Chuck shook his head, not sure if he wanted to laugh or go pull his bedclothes over his head. "It's Zork," he said. "Well, our version of it—you remember the old scribing adventure glame, back before they figured out how to construct imaging glamours using cognomatrix crystals? We wrote our own version of the glame back at Stanford on a TAS-80."
Morgan's eyes glowed. "Wow, you guys were so cool. So what are you supposed to enter in response here?"
Chuck sighed. "I don't remember. It was something in the hero's satchel you used to kill the troll, obviously, I just can't remember what it was."
"Right. Well, you know what, you're still really cool."
Chuck glanced at the time showing in the corner of the cogitator's display. "And, uh, you're going home."
"Is it that time?" Morgan looked at the glamour-image of the horologe. "Ouch, wow, yeah, it's that time. Sorry, buddy, my ambulator awaits." He went to the window, pushed it open and slipped out through it.
"Pedal safe," Chuck called after him. He glanced back at the missive. Terrible troll, terrible troll, what did we . . . ? Then he frowned. He hadn't noticed it before, but there was a compacted ae-dossier bound to the missive, and a sizeable one by the numbers—enough to practically be a whole new major glame or saga. Maybe Bryce was sending him a sneak preview of High King's Duty III. Chuck smiled. It was still a pretty sucky form of apology, but he had to admit that it wasn't the worst possible gesture, either. And it would probably be nasty of him just to dispel it without even looking—
Ah, that's it! Chuck grinned with sudden recollection. On the runeboard, he typed: Attack troll with nasty knife. The words appeared on the page underneath the original line. For a moment nothing happened.

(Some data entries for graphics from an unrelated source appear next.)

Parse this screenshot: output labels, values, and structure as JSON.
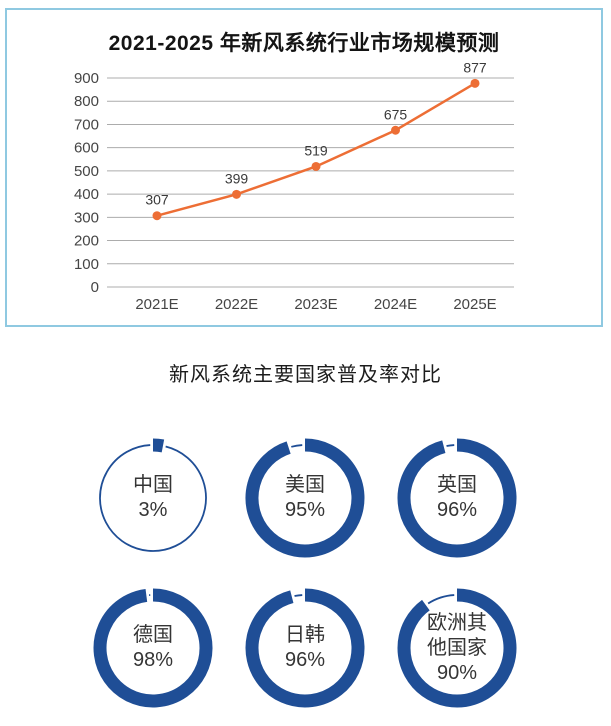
{
  "colors": {
    "panel_border": "#8FC9E1",
    "line_accent": "#ED6E35",
    "ring_blue": "#1F4E96",
    "grid_gray": "#ACACAC",
    "axis_text": "#454545",
    "label_text": "#3A3A3A"
  },
  "chart_data": [
    {
      "type": "line",
      "title": "2021-2025 年新风系统行业市场规模预测",
      "categories": [
        "2021E",
        "2022E",
        "2023E",
        "2024E",
        "2025E"
      ],
      "values": [
        307,
        399,
        519,
        675,
        877
      ],
      "data_labels": [
        "307",
        "399",
        "519",
        "675",
        "877"
      ],
      "xlabel": "",
      "ylabel": "",
      "ylim": [
        0,
        900
      ],
      "yticks": [
        0,
        100,
        200,
        300,
        400,
        500,
        600,
        700,
        800,
        900
      ],
      "grid": true,
      "legend": "none",
      "line_color": "#ED6E35",
      "marker": "circle"
    },
    {
      "type": "pie",
      "subtype": "donut-set",
      "title": "新风系统主要国家普及率对比",
      "ring_color": "#1F4E96",
      "items": [
        {
          "name": "中国",
          "name_lines": [
            "中国"
          ],
          "value": 3,
          "value_label": "3%"
        },
        {
          "name": "美国",
          "name_lines": [
            "美国"
          ],
          "value": 95,
          "value_label": "95%"
        },
        {
          "name": "英国",
          "name_lines": [
            "英国"
          ],
          "value": 96,
          "value_label": "96%"
        },
        {
          "name": "德国",
          "name_lines": [
            "德国"
          ],
          "value": 98,
          "value_label": "98%"
        },
        {
          "name": "日韩",
          "name_lines": [
            "日韩"
          ],
          "value": 96,
          "value_label": "96%"
        },
        {
          "name": "欧洲其他国家",
          "name_lines": [
            "欧洲其",
            "他国家"
          ],
          "value": 90,
          "value_label": "90%"
        }
      ]
    }
  ]
}
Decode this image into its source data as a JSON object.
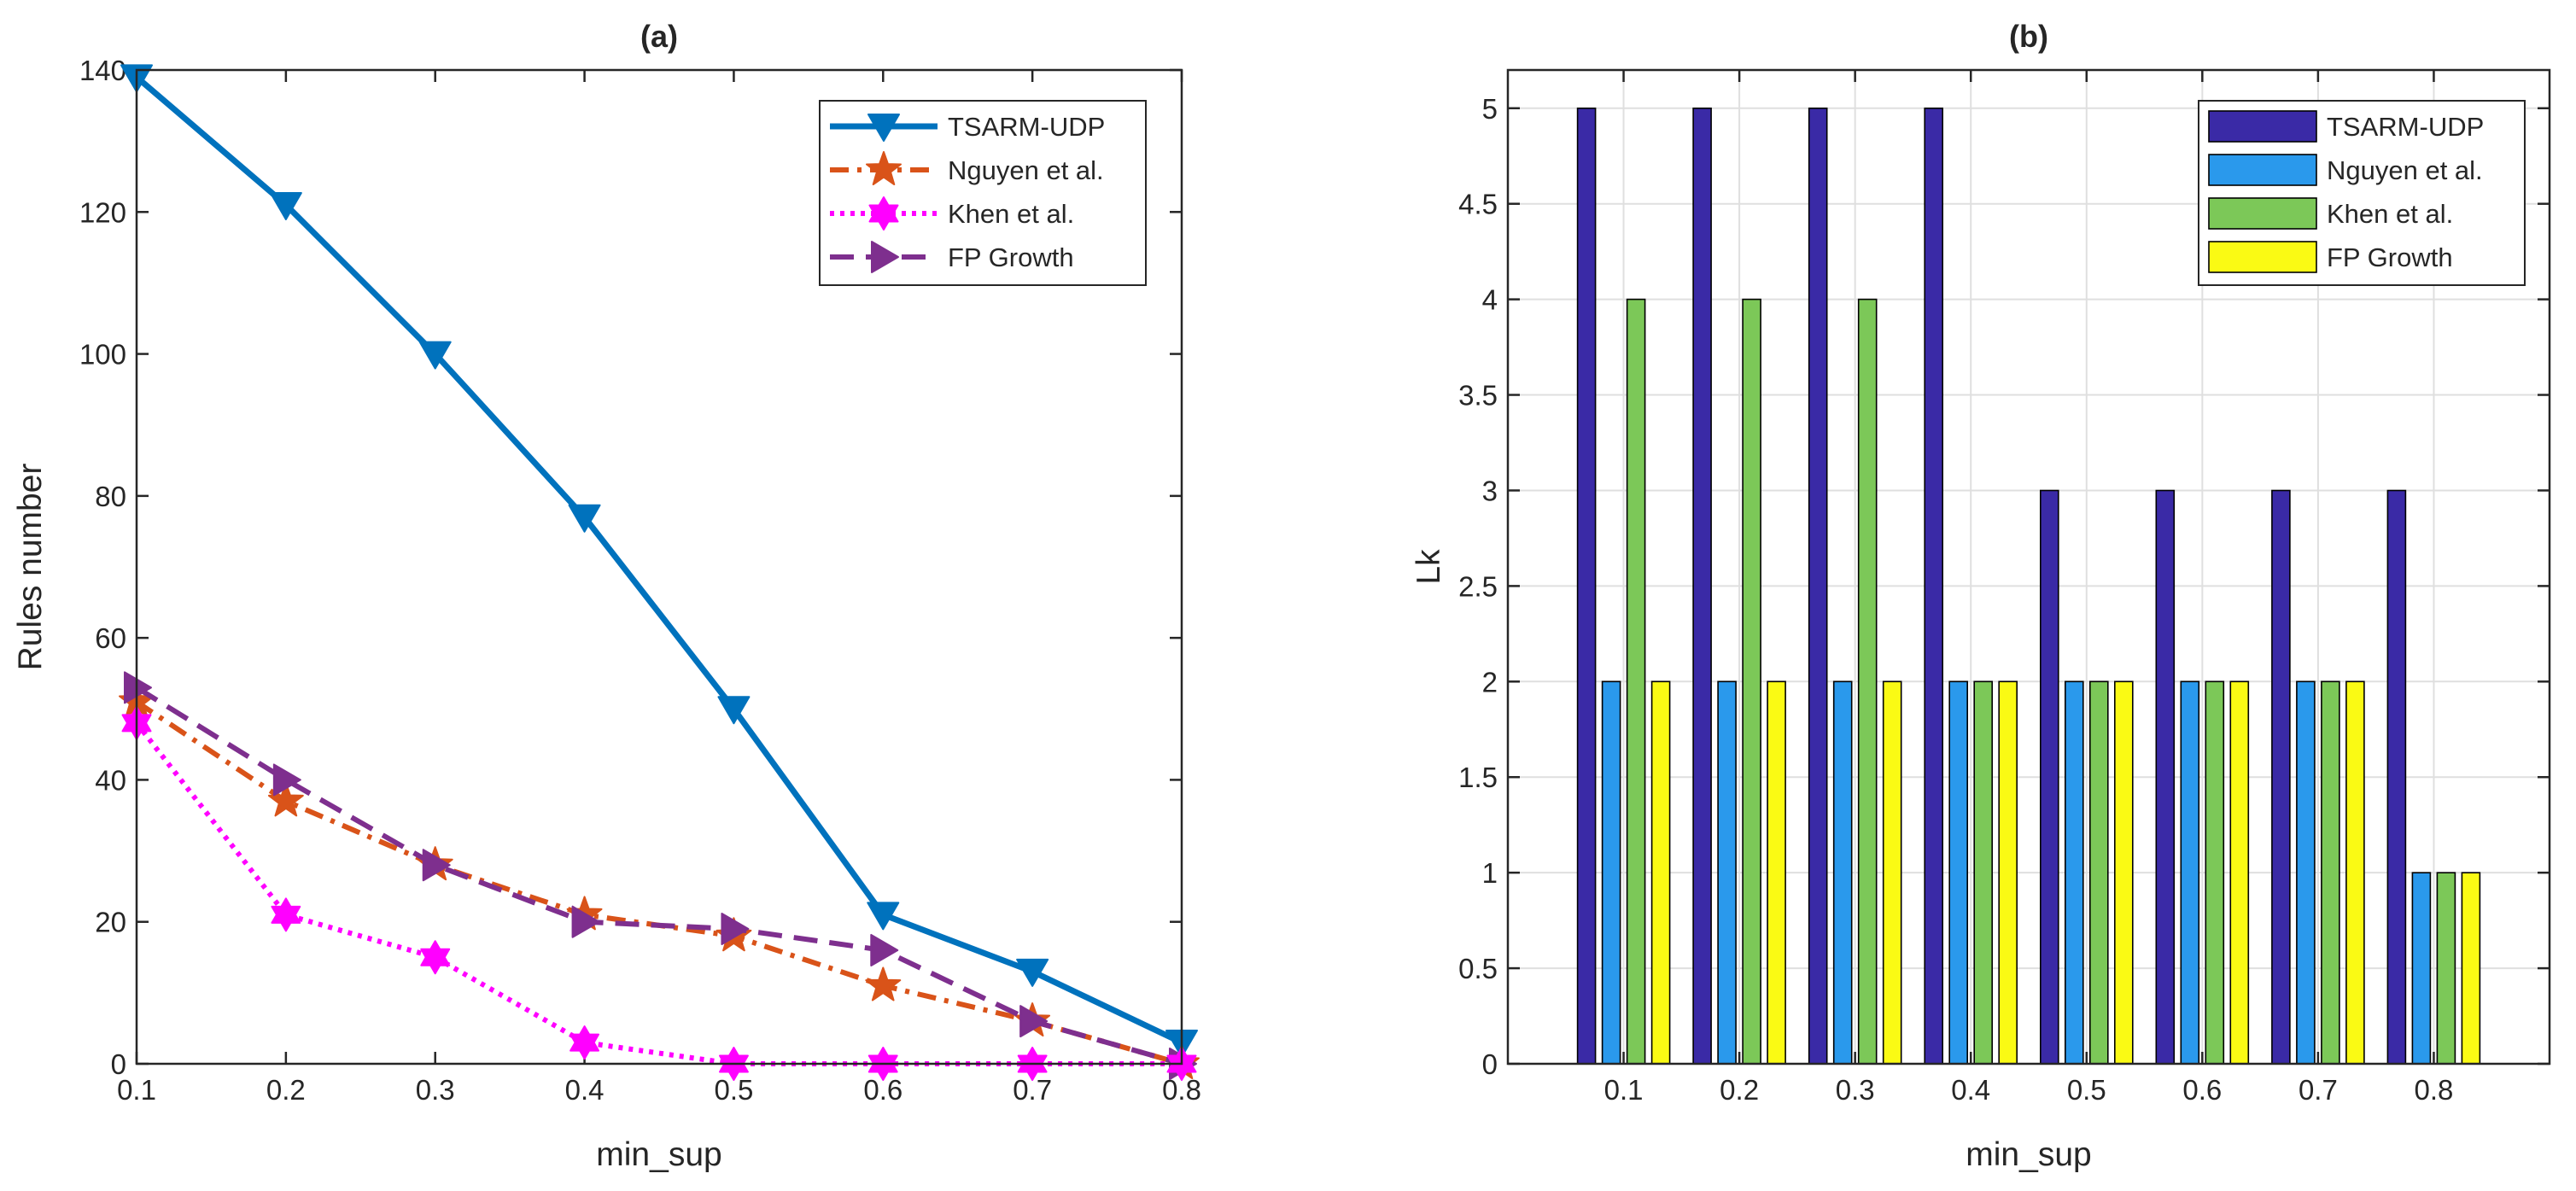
{
  "chart_data": [
    {
      "id": "a",
      "type": "line",
      "title": "(a)",
      "xlabel": "min_sup",
      "ylabel": "Rules number",
      "x": [
        0.1,
        0.2,
        0.3,
        0.4,
        0.5,
        0.6,
        0.7,
        0.8
      ],
      "xlim": [
        0.1,
        0.8
      ],
      "ylim": [
        0,
        140
      ],
      "xticks": [
        "0.1",
        "0.2",
        "0.3",
        "0.4",
        "0.5",
        "0.6",
        "0.7",
        "0.8"
      ],
      "yticks": [
        "0",
        "20",
        "40",
        "60",
        "80",
        "100",
        "120",
        "140"
      ],
      "grid": false,
      "legend_position": "top-right",
      "series": [
        {
          "name": "TSARM-UDP",
          "values": [
            139,
            121,
            100,
            77,
            50,
            21,
            13,
            3
          ],
          "color": "#0072BD",
          "style": "solid",
          "marker": "triangle-down"
        },
        {
          "name": "Nguyen et al.",
          "values": [
            51,
            37,
            28,
            21,
            18,
            11,
            6,
            0
          ],
          "color": "#D95319",
          "style": "dashdot",
          "marker": "star"
        },
        {
          "name": "Khen et al.",
          "values": [
            48,
            21,
            15,
            3,
            0,
            0,
            0,
            0
          ],
          "color": "#FF00FF",
          "style": "dotted",
          "marker": "hexagram"
        },
        {
          "name": "FP Growth",
          "values": [
            53,
            40,
            28,
            20,
            19,
            16,
            6,
            0
          ],
          "color": "#7E2F8E",
          "style": "dashed",
          "marker": "triangle-right"
        }
      ]
    },
    {
      "id": "b",
      "type": "bar",
      "title": "(b)",
      "xlabel": "min_sup",
      "ylabel": "Lk",
      "categories": [
        "0.1",
        "0.2",
        "0.3",
        "0.4",
        "0.5",
        "0.6",
        "0.7",
        "0.8"
      ],
      "ylim": [
        0,
        5.2
      ],
      "yticks": [
        "0",
        "0.5",
        "1",
        "1.5",
        "2",
        "2.5",
        "3",
        "3.5",
        "4",
        "4.5",
        "5"
      ],
      "grid": true,
      "legend_position": "top-right",
      "series": [
        {
          "name": "TSARM-UDP",
          "values": [
            5,
            5,
            5,
            5,
            3,
            3,
            3,
            3
          ],
          "color": "#3A2AA6"
        },
        {
          "name": "Nguyen et al.",
          "values": [
            2,
            2,
            2,
            2,
            2,
            2,
            2,
            1
          ],
          "color": "#2A99EC"
        },
        {
          "name": "Khen et al.",
          "values": [
            4,
            4,
            4,
            2,
            2,
            2,
            2,
            1
          ],
          "color": "#7CC858"
        },
        {
          "name": "FP Growth",
          "values": [
            2,
            2,
            2,
            2,
            2,
            2,
            2,
            1
          ],
          "color": "#FAFA14"
        }
      ]
    }
  ]
}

Then the page vanished. In its place there appeared a rune like nothing Chuck had ever seen before: so large it filled the stage's display field, so insanely, finely complex he couldn't imagine how long it would have taken to write manually. He had a second to marvel at it before it started moving, looping and twirling in and out back on itself in a rainbow mist of endlessly cycling images—images? Yes: so fast he could only barely consciously make them out, but he thought he could see the Pontifex, the Vatican, Viceroy Bush, the Capitol in Washington, a ballroom dance, armies marching, cavalry charging, a bulging bloodshot eye, the Pyramids, Stonehenge, dancers, a steaming apple pie, wardragons in flight, carousels, London, crashing airships, Moscow, high priests of a dozen faiths in regalia, tattoos, Paris, dead bodies, buildings destroyed by fireshells, Vienna, swords wands lightning Berlin fireblasts Dukes Ministers kings princes Uluru Rock swimmers ships knights girls women Mecca dead men hats trains crowns Beijingeruptingvolcanoesmurdersformulaesigilsmapsdemonsaetherlingsimpsdaggersshieldsruneguardshousesfacesnamesblooddrugshorrorgoldgryphonscrowdsplansscrollsconstructscrystalspoisonssecretsstoriesvictorieslossesmoresecretsmorestoriesmoremoremoremoremore . . . .
Chuck had the vague impression of his skull ballooning up, and up, and up, and wanted to scream in terror and agony, except he couldn't seem to remember how. Every nerve in his body came alive in shrieking, blazing fire. He thought he saw smoke coming from his cogitator, could smell the harsh stink of cracked crystal. And then the world tilted lazily around him and the floor came gently up to meet the back of his head.